Today, artist Ellen Cameron reflects on the qualities of her Mother and Grandmother and how the lessons they taught her growing up guide her in these challenging days.
I remember clearly an evening when I was four years of age and a wild thunderstorm was moving across the fields of wheat on our farm. The wind was also beginning to blow the leaves of the huge maples surrounding our old farmhouse. As the sky began to darken, my Grandmother, who lived with us, asked me to come out on to the covered side porch with her; I hesitated. Though it was not dark, yet the sky was blustery and frightening as the wind picked up. Still hesitating, I went out with her and sat upon her lap in the rocking chair. She held me and we gently rocked in silence. Her frail arms encircled me. I can still recall that wonderful smell of positively charged ions as they fill the air just before a storm hits. I remember the incredible freshness of the air. As the rain began to fall, first gently, then gradually getting harder, and with greater gusts of wind, we two sat and rocked in silence listening to the rolling thunder. I remember in those moments feeling loved and so safe encircled by her arms. As we watched the storm, she softly said to me, "Nothing will hurt you, I'm here." So, I nestled more deeply into our embrace and watched nature's wild show. From this moment I gained the courage to sit through the storm, any storm, secure in the knowledge that I was protected by her love and support and that of my Mother. As the years have marched by, I still find a great peace in sitting on my porch watching storms roll in over the fields, remembering that evening.
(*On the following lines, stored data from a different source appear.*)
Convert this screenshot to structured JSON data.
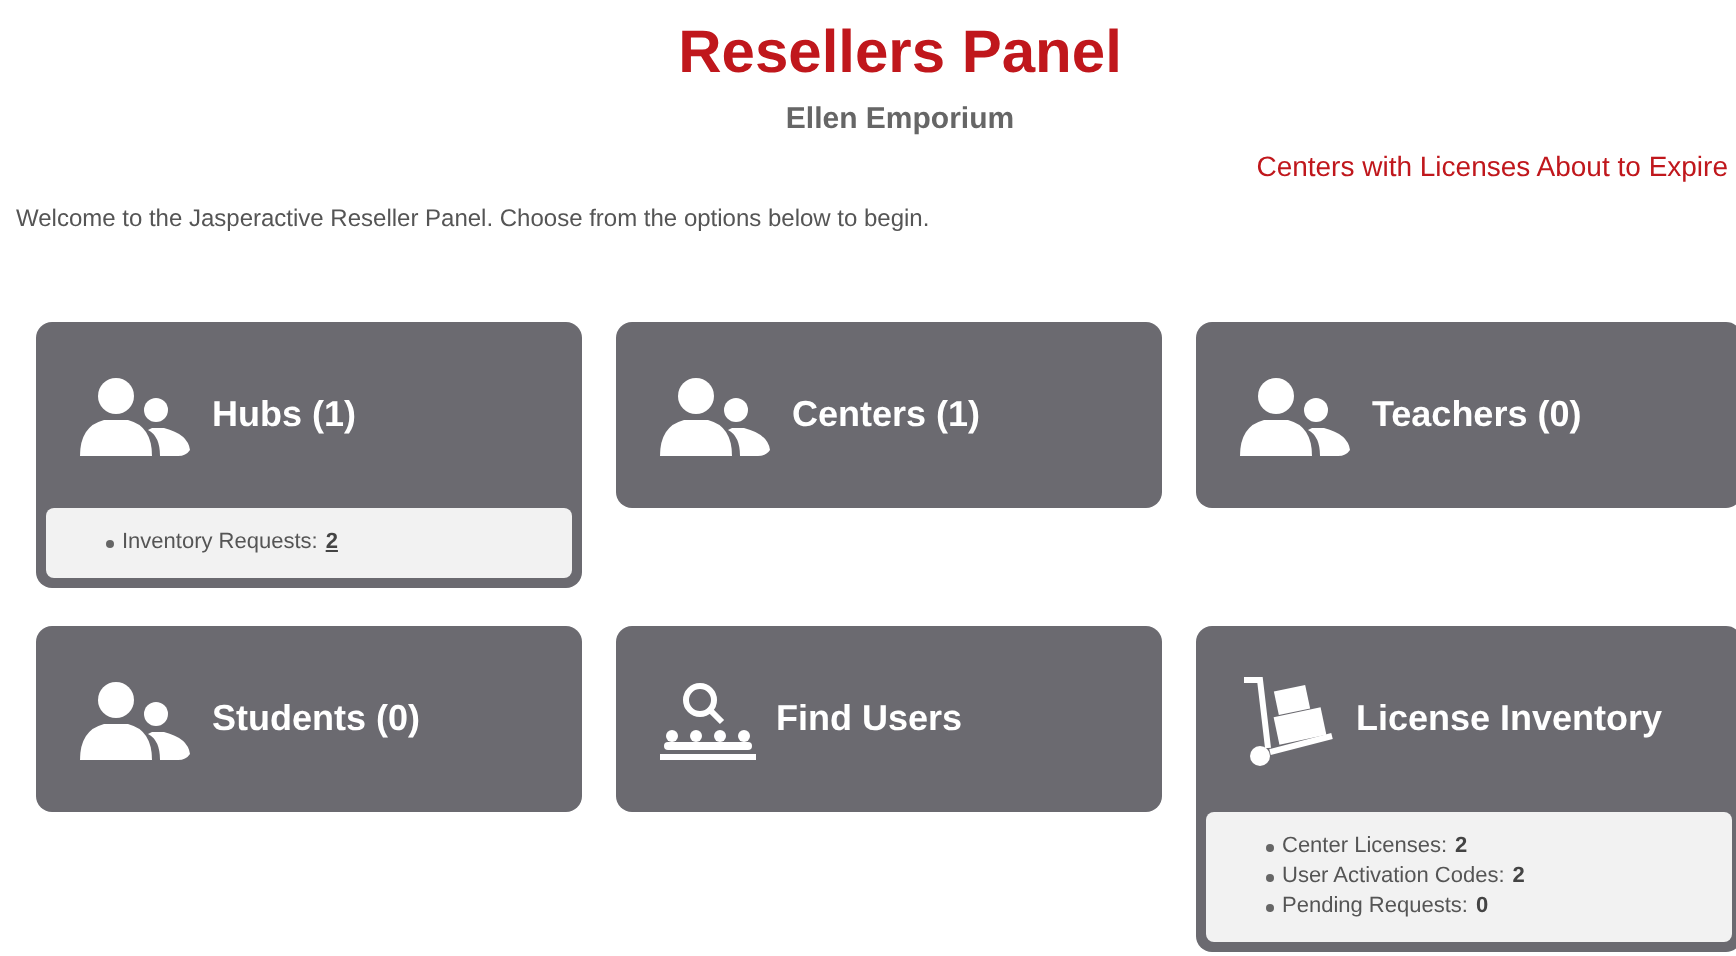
{
  "header": {
    "title": "Resellers Panel",
    "subtitle": "Ellen Emporium",
    "alert_link": "Centers with Licenses About to Expire",
    "welcome": "Welcome to the Jasperactive Reseller Panel. Choose from the options below to begin."
  },
  "tiles": [
    {
      "kind": "people",
      "title": "Hubs (1)",
      "stats": [
        {
          "label": "Inventory Requests:",
          "value": "2",
          "link": true
        }
      ]
    },
    {
      "kind": "people",
      "title": "Centers (1)"
    },
    {
      "kind": "people",
      "title": "Teachers (0)"
    },
    {
      "kind": "people",
      "title": "Students (0)"
    },
    {
      "kind": "search",
      "title": "Find Users"
    },
    {
      "kind": "cart",
      "title": "License Inventory",
      "stats": [
        {
          "label": "Center Licenses:",
          "value": "2",
          "link": false
        },
        {
          "label": "User Activation Codes:",
          "value": "2",
          "link": false
        },
        {
          "label": "Pending Requests:",
          "value": "0",
          "link": false
        }
      ]
    }
  ]
}
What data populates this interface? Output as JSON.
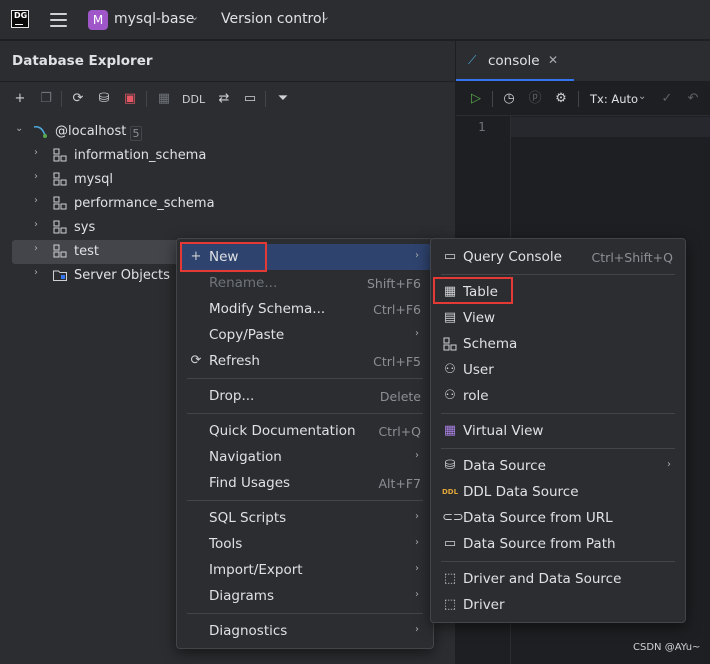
{
  "titlebar": {
    "logo_line1": "DG",
    "project_badge": "M",
    "project_name": "mysql-base",
    "vcs_label": "Version control"
  },
  "explorer": {
    "title": "Database Explorer",
    "toolbar": {
      "ddl_label": "DDL"
    },
    "tree": {
      "root": {
        "label": "@localhost",
        "count": "5"
      },
      "items": [
        {
          "label": "information_schema"
        },
        {
          "label": "mysql"
        },
        {
          "label": "performance_schema"
        },
        {
          "label": "sys"
        },
        {
          "label": "test"
        },
        {
          "label": "Server Objects"
        }
      ]
    }
  },
  "editor": {
    "tab_label": "console",
    "tx_label": "Tx: Auto",
    "line_number": "1"
  },
  "context_menu": {
    "items": [
      {
        "label": "New"
      },
      {
        "label": "Rename...",
        "shortcut": "Shift+F6"
      },
      {
        "label": "Modify Schema...",
        "shortcut": "Ctrl+F6"
      },
      {
        "label": "Copy/Paste"
      },
      {
        "label": "Refresh",
        "shortcut": "Ctrl+F5"
      },
      {
        "label": "Drop...",
        "shortcut": "Delete"
      },
      {
        "label": "Quick Documentation",
        "shortcut": "Ctrl+Q"
      },
      {
        "label": "Navigation"
      },
      {
        "label": "Find Usages",
        "shortcut": "Alt+F7"
      },
      {
        "label": "SQL Scripts"
      },
      {
        "label": "Tools"
      },
      {
        "label": "Import/Export"
      },
      {
        "label": "Diagrams"
      },
      {
        "label": "Diagnostics"
      }
    ]
  },
  "submenu": {
    "items": [
      {
        "label": "Query Console",
        "shortcut": "Ctrl+Shift+Q"
      },
      {
        "label": "Table"
      },
      {
        "label": "View"
      },
      {
        "label": "Schema"
      },
      {
        "label": "User"
      },
      {
        "label": "role"
      },
      {
        "label": "Virtual View"
      },
      {
        "label": "Data Source"
      },
      {
        "label": "DDL Data Source"
      },
      {
        "label": "Data Source from URL"
      },
      {
        "label": "Data Source from Path"
      },
      {
        "label": "Driver and Data Source"
      },
      {
        "label": "Driver"
      }
    ]
  },
  "watermark": "CSDN @AYu~",
  "colors": {
    "highlight": "#2e436e",
    "accent": "#3574f0",
    "annotation": "#e53935",
    "run": "#57a64a"
  }
}
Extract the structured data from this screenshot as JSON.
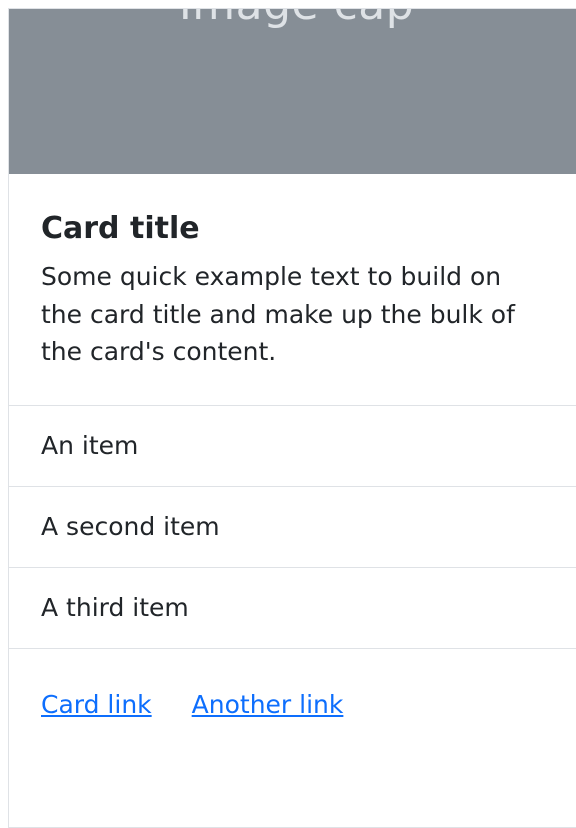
{
  "card": {
    "image_text": "Image cap",
    "title": "Card title",
    "text": "Some quick example text to build on the card title and make up the bulk of the card's content.",
    "list_items": [
      {
        "label": "An item"
      },
      {
        "label": "A second item"
      },
      {
        "label": "A third item"
      }
    ],
    "links": [
      {
        "label": "Card link"
      },
      {
        "label": "Another link"
      }
    ]
  },
  "colors": {
    "image_placeholder": "#868e96",
    "link": "#0d6efd",
    "border": "#dfe2e6",
    "text": "#212529"
  }
}
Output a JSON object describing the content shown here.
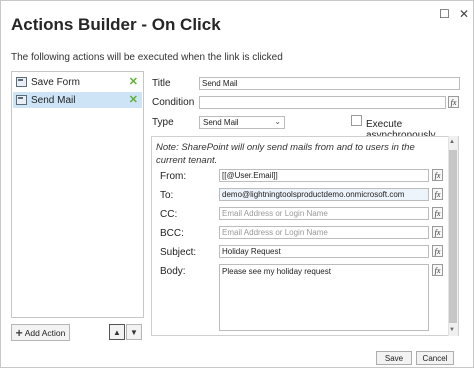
{
  "dialog": {
    "title": "Actions Builder - On Click",
    "subtitle": "The following actions will be executed when the link is clicked",
    "maximize_glyph": "☐",
    "close_glyph": "✕"
  },
  "actions_list": {
    "items": [
      {
        "label": "Save Form",
        "icon": "form-icon",
        "selected": false
      },
      {
        "label": "Send Mail",
        "icon": "mail-icon",
        "selected": true
      }
    ],
    "remove_glyph": "✕",
    "add_button": {
      "icon": "+",
      "label": "Add Action"
    },
    "move_up_glyph": "▲",
    "move_down_glyph": "▼"
  },
  "properties": {
    "title_label": "Title",
    "title_value": "Send Mail",
    "condition_label": "Condition",
    "condition_value": "",
    "type_label": "Type",
    "type_value": "Send Mail",
    "execute_async_label": "Execute asynchronously",
    "fx_glyph": "fx"
  },
  "mail": {
    "note": "Note: SharePoint will only send mails from and to users in the current tenant.",
    "from_label": "From:",
    "from_value": "[[@User.Email]]",
    "to_label": "To:",
    "to_value": "demo@lightningtoolsproductdemo.onmicrosoft.com",
    "cc_label": "CC:",
    "cc_placeholder": "Email Address or Login Name",
    "bcc_label": "BCC:",
    "bcc_placeholder": "Email Address or Login Name",
    "subject_label": "Subject:",
    "subject_value": "Holiday Request",
    "body_label": "Body:",
    "body_value": "Please see my holiday request"
  },
  "footer": {
    "save_label": "Save",
    "cancel_label": "Cancel"
  }
}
As a child I would often watch as my Mother would read to my Grandmother from the daily newspaper, or sometimes a book, as Granma's eyesight was failing. The two of them seemed so naturally at ease together and it was clear that they enjoyed one another's company very much. I took these gentle moments for granted, but, as I aged, I came to eventually realize just how profoundly lucky I was to have been raised in such a loving, supportive home, with two wise, kind and caring women.
My Mother was born on a dairy farm in Scarborough, Ontario, on February 11, 1907 to Edith and Archibald Muir. She was the only child. They named her Mary Ellen Muir. She had been brought up by parents belonging to a generation of people that had endured many setbacks from war, plague, depression, and hurricanes. They did not have never-ending access to food, clothing or housing, nor the funds with which to purchase them. In those times people were taught to be grateful for what they had and to make the best of things. They shared with those less fortunate through The Women's Institute and the Church as they coordinated projects to assist those in need.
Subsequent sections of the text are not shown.